[FOM] Paradoxes and Platonism

[Steven Gubkin]

If the universe of sets has objective reality, then you cannot just
define whatever new set you want. If you look around the universe of
sets you wil not find the set R; the paradox arises when you try to
introduce this new set into the universe.

Here is a related example. Say we have a library (an objective physical
library). Some of the books are lists of other books and some are not
("Catalog the AMS" is a list of publications, "Animorphs volume 6" is
not). Now write a book R which is a list of all the lists in the library
which do not mention themselves. If you want R  to be part of the
library and be accurate, Russel's paradox stops you.

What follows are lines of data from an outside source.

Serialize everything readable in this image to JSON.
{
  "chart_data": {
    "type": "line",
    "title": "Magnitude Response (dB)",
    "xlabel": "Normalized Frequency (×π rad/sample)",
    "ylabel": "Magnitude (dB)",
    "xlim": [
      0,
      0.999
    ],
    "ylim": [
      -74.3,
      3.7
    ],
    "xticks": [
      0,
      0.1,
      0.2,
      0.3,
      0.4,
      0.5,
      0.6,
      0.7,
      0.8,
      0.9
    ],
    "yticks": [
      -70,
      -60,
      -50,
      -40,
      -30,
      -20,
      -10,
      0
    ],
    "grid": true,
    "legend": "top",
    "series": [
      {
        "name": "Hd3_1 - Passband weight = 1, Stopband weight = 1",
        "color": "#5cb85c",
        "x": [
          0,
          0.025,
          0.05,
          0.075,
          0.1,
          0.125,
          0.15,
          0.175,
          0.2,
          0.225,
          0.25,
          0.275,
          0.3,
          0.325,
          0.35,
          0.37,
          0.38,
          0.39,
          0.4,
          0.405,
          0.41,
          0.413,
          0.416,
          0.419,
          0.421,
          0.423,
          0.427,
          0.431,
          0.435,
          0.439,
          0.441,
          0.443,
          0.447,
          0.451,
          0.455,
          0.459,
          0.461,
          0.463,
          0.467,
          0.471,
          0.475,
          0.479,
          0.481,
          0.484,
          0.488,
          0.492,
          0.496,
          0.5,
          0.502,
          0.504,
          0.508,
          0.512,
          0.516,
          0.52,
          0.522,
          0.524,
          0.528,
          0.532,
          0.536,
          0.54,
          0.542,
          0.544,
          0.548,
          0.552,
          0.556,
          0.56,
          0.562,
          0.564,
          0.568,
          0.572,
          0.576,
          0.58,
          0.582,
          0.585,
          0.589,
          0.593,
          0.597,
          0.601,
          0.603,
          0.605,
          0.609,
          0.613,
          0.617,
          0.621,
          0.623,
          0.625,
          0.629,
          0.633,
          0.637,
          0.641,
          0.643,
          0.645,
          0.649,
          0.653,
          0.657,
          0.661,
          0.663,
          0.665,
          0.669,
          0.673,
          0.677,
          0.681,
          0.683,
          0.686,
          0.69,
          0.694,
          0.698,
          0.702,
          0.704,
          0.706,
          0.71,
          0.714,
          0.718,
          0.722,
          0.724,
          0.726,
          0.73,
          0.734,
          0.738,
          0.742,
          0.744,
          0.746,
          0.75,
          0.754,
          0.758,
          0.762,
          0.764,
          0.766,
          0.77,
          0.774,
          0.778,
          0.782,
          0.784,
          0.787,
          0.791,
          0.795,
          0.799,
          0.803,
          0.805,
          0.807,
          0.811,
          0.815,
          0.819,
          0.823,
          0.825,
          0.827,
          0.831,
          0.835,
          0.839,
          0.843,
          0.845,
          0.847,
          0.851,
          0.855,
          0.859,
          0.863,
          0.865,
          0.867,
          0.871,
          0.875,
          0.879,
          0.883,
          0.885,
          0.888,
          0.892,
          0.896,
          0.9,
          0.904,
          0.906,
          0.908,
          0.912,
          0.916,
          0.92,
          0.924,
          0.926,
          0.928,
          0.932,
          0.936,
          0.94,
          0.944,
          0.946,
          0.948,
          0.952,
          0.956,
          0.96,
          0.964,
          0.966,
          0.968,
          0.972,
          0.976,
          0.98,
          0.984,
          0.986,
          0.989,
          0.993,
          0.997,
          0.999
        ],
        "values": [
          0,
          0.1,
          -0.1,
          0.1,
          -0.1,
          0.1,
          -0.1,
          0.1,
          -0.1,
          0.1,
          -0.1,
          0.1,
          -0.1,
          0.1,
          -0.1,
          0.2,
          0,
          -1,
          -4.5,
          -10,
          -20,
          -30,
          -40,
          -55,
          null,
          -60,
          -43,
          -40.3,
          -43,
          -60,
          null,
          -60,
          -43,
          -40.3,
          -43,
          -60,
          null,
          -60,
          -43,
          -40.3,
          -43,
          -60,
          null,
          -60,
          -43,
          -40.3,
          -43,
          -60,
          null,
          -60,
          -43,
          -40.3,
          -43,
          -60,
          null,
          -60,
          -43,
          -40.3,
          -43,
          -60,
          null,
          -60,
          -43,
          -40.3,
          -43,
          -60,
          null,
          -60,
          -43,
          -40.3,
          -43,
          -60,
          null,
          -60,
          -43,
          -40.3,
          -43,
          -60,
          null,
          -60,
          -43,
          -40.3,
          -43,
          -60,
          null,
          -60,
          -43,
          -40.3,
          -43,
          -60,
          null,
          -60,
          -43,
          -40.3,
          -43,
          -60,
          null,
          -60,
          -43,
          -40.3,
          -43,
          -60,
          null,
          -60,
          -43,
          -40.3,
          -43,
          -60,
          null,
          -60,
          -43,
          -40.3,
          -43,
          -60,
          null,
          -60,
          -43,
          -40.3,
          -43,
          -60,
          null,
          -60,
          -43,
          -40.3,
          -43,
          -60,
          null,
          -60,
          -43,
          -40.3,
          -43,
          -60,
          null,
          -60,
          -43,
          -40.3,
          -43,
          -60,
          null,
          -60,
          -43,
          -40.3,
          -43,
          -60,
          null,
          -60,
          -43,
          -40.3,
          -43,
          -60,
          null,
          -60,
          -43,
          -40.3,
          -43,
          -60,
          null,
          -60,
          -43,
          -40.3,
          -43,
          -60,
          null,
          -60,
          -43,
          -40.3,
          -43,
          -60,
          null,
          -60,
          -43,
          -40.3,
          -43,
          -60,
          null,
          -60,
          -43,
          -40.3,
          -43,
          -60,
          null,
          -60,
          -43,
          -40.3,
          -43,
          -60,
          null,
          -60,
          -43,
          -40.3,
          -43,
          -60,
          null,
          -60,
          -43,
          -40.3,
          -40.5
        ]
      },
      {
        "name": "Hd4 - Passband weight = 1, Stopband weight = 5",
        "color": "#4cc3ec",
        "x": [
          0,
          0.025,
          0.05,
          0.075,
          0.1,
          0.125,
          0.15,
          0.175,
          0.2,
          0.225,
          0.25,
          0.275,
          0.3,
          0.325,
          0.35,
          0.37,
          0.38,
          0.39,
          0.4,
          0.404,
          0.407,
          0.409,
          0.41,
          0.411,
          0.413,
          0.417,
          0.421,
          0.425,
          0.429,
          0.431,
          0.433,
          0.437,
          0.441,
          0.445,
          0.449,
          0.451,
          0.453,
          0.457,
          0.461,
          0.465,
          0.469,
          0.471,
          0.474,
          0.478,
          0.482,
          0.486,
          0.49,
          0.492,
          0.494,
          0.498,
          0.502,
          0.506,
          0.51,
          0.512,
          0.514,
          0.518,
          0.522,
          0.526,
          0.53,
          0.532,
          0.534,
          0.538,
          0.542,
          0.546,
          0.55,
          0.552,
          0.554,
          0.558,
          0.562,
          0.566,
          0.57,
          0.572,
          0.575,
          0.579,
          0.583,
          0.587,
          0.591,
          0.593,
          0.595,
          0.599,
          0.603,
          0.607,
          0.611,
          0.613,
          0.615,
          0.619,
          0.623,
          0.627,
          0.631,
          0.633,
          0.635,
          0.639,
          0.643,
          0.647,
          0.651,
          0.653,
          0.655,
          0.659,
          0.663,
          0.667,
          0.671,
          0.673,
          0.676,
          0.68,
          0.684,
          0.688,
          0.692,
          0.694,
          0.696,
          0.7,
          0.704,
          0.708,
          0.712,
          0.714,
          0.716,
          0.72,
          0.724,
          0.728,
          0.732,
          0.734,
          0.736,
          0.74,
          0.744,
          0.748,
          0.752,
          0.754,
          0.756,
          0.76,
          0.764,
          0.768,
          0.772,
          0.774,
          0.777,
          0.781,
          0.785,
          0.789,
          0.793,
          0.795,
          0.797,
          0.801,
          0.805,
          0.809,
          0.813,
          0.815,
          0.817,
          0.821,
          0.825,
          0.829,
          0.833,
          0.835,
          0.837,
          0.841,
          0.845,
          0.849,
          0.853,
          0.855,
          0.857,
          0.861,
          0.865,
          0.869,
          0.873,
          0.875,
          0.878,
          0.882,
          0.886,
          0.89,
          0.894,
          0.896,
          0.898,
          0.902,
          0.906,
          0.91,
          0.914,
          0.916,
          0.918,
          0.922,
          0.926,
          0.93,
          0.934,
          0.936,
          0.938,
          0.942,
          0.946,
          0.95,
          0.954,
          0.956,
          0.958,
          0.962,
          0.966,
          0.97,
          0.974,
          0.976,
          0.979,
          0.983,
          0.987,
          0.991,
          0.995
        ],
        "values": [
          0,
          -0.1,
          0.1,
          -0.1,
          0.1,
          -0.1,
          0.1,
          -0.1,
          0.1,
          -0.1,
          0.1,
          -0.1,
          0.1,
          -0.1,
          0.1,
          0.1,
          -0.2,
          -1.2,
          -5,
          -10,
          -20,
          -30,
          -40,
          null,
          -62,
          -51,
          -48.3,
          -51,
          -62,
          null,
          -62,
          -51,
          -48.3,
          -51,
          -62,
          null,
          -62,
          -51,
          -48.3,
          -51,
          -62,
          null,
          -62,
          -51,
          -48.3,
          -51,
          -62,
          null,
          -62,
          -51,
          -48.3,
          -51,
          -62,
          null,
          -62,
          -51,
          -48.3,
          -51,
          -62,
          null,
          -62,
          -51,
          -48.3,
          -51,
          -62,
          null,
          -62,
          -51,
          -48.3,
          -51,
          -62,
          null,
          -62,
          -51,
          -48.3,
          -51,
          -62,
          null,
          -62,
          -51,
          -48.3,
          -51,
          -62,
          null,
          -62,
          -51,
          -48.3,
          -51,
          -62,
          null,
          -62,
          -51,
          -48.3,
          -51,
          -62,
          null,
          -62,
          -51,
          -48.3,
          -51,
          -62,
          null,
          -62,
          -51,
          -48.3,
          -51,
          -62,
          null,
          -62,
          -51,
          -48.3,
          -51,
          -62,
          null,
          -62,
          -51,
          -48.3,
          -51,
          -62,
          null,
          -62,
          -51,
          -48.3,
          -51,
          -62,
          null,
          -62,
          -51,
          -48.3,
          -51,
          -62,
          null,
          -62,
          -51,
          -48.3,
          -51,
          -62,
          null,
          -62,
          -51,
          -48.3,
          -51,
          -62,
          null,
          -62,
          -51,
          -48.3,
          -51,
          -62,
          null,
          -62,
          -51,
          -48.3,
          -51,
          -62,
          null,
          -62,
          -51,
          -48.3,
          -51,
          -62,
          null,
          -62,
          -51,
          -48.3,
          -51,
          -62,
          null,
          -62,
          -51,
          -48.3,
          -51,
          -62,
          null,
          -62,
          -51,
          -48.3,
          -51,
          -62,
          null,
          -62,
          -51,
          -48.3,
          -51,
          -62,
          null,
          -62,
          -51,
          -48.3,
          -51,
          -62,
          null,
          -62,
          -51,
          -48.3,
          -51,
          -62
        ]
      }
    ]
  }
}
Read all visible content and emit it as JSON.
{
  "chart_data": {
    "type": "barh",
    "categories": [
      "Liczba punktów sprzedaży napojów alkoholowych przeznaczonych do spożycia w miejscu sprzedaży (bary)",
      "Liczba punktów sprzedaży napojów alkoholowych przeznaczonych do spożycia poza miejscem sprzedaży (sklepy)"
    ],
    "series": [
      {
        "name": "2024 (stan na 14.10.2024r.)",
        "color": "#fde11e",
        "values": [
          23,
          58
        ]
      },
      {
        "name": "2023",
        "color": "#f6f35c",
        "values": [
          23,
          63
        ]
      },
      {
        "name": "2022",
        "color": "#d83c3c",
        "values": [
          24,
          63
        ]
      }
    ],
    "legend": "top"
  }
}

Despite this I have
no trouble believing in the objective reality of libraries. There is no
problem if R is outside of the library.

> But suppose we take the set theoretic universe as an objective and 
> intemporally given reality so that, for instance, it is an 
> objective fact for any set S whether S is in S. Then if I define a 
> set R s.t. for any set S, S is in R iff S is not in S, I'm defining 
> R only by reference to objective facts: for any set S it should be 
> a fact either that S is in R or that it isn't.
> 
> So, on what not ad hoc, not a posteriori, grounds could I reject R? 
> How could it be ill-defined? How could it not exist?